I apologize for my random and abrupt transitions. They do seem an appropriate way to describe the trip, however, as our transitions between archaeological sites were equally abrupt. One day we would be walking through the Lion’s Gate at Hattusa, the next we’d be climbing up Roman theaters, and the next we’d be on sailboats in the Mediterranean. Abrupt and random can be a good thing, trust me.

Spolia. Something I had never heard of before that appeared over and over on our trip. Spolia is the term used to describe the recycling of building and sculptural materials for the construction of newer buildings. For example, we would find pieces of Greek and Roman columns and friezes inside churches and mosques; unusual, but practical.
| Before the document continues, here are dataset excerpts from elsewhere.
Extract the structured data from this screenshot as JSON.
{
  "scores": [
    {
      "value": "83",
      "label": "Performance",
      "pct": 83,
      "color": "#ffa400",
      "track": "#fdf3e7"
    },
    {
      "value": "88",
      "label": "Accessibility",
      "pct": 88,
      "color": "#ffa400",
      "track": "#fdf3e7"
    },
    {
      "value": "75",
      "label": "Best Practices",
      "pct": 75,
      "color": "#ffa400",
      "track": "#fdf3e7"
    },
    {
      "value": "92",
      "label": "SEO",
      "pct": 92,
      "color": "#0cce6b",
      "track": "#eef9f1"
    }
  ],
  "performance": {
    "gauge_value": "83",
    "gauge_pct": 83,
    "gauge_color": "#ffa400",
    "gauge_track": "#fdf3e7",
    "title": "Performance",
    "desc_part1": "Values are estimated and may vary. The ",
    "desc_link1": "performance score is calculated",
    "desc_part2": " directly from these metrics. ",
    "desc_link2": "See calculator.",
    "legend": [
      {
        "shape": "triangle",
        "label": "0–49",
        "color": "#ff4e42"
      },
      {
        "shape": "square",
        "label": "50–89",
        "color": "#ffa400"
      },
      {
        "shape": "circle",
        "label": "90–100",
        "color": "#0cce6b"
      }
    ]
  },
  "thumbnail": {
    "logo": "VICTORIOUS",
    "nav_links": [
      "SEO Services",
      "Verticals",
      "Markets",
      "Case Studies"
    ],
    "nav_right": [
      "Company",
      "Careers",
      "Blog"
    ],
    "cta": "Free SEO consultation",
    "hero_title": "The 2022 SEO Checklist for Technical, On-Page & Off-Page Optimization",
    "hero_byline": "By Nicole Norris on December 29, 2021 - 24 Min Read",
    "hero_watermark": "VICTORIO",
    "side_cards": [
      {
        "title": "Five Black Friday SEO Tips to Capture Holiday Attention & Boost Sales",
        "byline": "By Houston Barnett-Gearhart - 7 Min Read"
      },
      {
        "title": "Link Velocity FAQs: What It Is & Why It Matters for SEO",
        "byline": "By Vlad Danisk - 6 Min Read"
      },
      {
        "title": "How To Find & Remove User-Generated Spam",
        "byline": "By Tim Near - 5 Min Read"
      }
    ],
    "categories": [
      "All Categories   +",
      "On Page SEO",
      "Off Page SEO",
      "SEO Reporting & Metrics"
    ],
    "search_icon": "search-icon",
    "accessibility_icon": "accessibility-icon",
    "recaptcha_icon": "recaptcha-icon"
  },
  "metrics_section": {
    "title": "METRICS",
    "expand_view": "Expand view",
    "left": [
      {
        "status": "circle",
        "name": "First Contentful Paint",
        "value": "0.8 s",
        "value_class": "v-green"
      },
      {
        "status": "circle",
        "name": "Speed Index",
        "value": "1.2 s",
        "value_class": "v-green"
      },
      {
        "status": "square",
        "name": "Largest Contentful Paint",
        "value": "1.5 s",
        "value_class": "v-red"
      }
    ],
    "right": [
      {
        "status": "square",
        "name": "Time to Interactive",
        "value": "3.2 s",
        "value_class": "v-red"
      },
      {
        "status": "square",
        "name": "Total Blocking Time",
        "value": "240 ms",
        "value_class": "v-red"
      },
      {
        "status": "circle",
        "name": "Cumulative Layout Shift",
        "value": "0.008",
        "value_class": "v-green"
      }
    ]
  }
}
Beyond these physical examples of spolia, we also learned about some symbols and ideas that would be recycled over and over, which I would call “ideological spolia.” It seemed like we saw bees or bulls at nearly every archaeological site, whether it was from the Neolithic, Chalcolithic, Bronze, or Hellenistic period.

Perhaps the most prevalent and most interesting example of this ideological spolia was the worship of some kind of mother goddess. Archaeologists excavated a clay figurine of the mother goddess from the Neolithic and Chalcolithic settlement of Çatalhöyük in southern Anatolia. We had the privilege of seeing the figurine firsthand at the Anatolian Museum in Ankara, which was a good way to start the trip, as we would see her in different forms in many of the other sites we visited. We saw her as Artemis, the Greek Goddess of fertility (among other things), and I would argue that we saw her as Mary, the mother of Jesus Christ.

Once again, I apologize for the discontinuity of my blog. My memory of the trip consists of thousands of individual sights, smells, and sounds that form a mosaic in my mind. Even though we saw some amazing mosaics in Turkey and Cyprus, they cannot compete with the one I now have engrained in my memory. It is a treasure I will have for years and years. I feel blessed to have been part of such an amazing trip, and I would like to thank all those people who made it possible for me, especially Dr. Goebel, Mr. Ali, Dr. Moore, Ümit Isin, Göze Konuralp, and Lisa Halmes. Thank you.